Un pasito pa’lante María

J’ai essayé à certains endroits de ce blog d’expliquer en quoi consiste l’expression ‘cargar la suerte’ mais il me semble que quelques précisions s’imposent.

Dans l’ancienne manière de « charger la suerte », qu’on ne voit plus depuis belle lurette, il était indispensable de laisser le toro à une distance suffisante, avant de l’appeler puis (en deux temps donc) d’avancer la jambe de sortie, pour lui permettre de changer sa trajectoire avant de l’envoyer vers l’extérieur. Si, au contraire, on prend le sens le plus communément admis d’avancer la jambe de sortie sur la trajectoire de l’animal au moment du cite, ce qui est ensuite fondamental c’est de conduire la charge du toro pour l’emmener derrière la hanche et non de le conduire vers l’extérieur car dans ce cas la charge ne serait pas déviée et l’homme n’aurait pas pesé sur l’animal. Car là se trouve l’essentiel, rappelons-le, plus que dans la position de la jambe : de tous temps ce concept revenait à peser sur la charge de l’animal en lui imposant une trajectoire et qu’en ce sens il est possible de « charger la suerte » même avec le « compas » fermé autant que de ne pas la charger avec celui-ci ouvert.

 

Bolívar, fuera de cacho, ne charge pas la suerte malgré le compas ouvert

Dans cet exemple, Robleño, avec un toque vers l’extérieur, ne charge pas la suerte

Si je reconnais qu’il s’agit là (je parle de l’acceptation la plus répandue) de la manière classique par excellence je ne lui concède pas, comme aux concepts de parar, templar, mandar et ligar, la catégorie de canon.

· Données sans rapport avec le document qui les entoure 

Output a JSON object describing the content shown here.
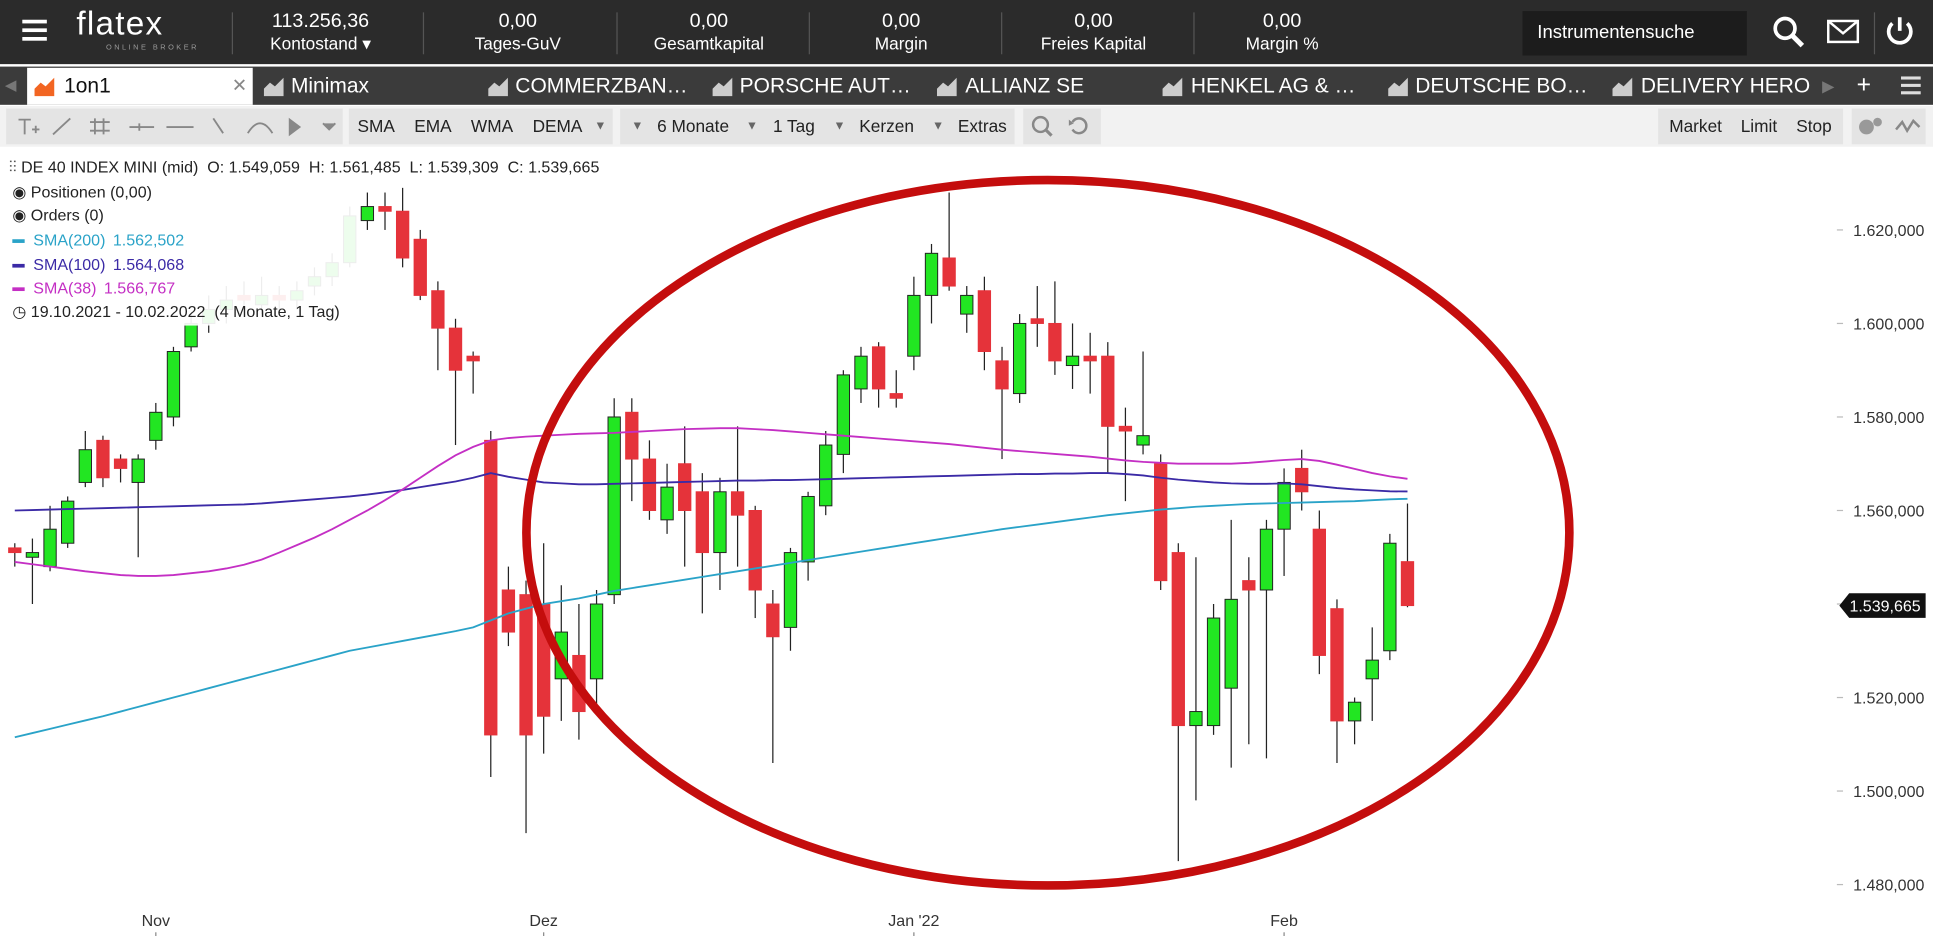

Partisan du classicisme je reconnais aussi à d’autres formes de toreo leur valeur. Il me semble d’ailleurs que les dogmes conduisent à des aberrations, je veux parler de ces « carga la suerte » criés à tous vents dans les arènes, ‘me cago en la má’. Rappelons qu’il est impossible de « charger la suerte » avec tous les toros, qu’il faut un animal avec un minimum de franchise et bien-sûr de force pour le supporter, et que l’exiger systématiquement comme font certains reviendrait à sacrifier le plus vaillant des toreros. Mais ceux qui veulent cela se complairont dans leur idée qu’il n’y a plus de bons toreros.

Pour ce qui est de mettre la jambe de sortie en arrière, si ce n’est pas ma tasse de thé il faut me semble-t-il distinguer si cela s’utilise comme un recours et pour réduire la distance des cornes ou si, comme c’est parfois le cas, c’est pour mieux embarquer le toro, allonger la charge et permettre la liaison des passes. Dans ce cas le torero ne décharge pas la suerte car lorsque les cornes se rapprochent de la jambe de sortie il place le poids du corps sur cette jambe. De plus, à choisir, je préfère le toreo enchaîné où la distance se réduit normalement et où le mérite est souvent le plus grand à la troisième passe qu’un torero qui comme dans le cas premier avance la jambe pour l’emmener vers l’extérieur ou ne donner qu’une passe orpheline.

Perera appuie ici sur la charge malgré la jambe légèrement en arrière : d’une certaine manière, il charge la suerte

C’est d’ailleurs ce que rappelle André Viard dans sur son site de Terres taurines : « De la même manière, décharger la suerte ne signifie pas tenir la jambe de sortie en retrait en cours de passe, ce qui, même dans le toreo néo-classique peut se produire quand les passes sont liées entre elles et qu’il s’agit pour le torero d’accompagner le toro sur la trajectoire la plus longue possible. Décharger la suerte, comme l’explique José Mari Manzanares, c’est se placer en marge de la trajectoire du toro, fuera de cacho, et provoquer le toro sur sa corne contraire, même si on a ostensiblement avancé la jambe. »[1]

Arrêtons de tout voir en noir ou en blanc et évitons cette manie du soupçon envers le torero qui confine au mieux à une méfiance envers son espèce au pire à une certaine paranoïa qui serait la marque du soi-disant bon aficionado. Mais ces idées sur la capacité des toreros à utiliser des trucs pour nous tromper ne sont-ils pas l’aveu d’un manque de clairvoyance ? Plus que la certitude, le doute est la marque d’un début de savoir. Analysons chaque faena dans son unité et méfions nous des charias ou des paroles d’évangile ainsi que des discours évoquant une pureté trop absolue.


[1] Comprendre la Corrida/Techniques du toreo sur l’Encycopédie en ligne de Terres taurines.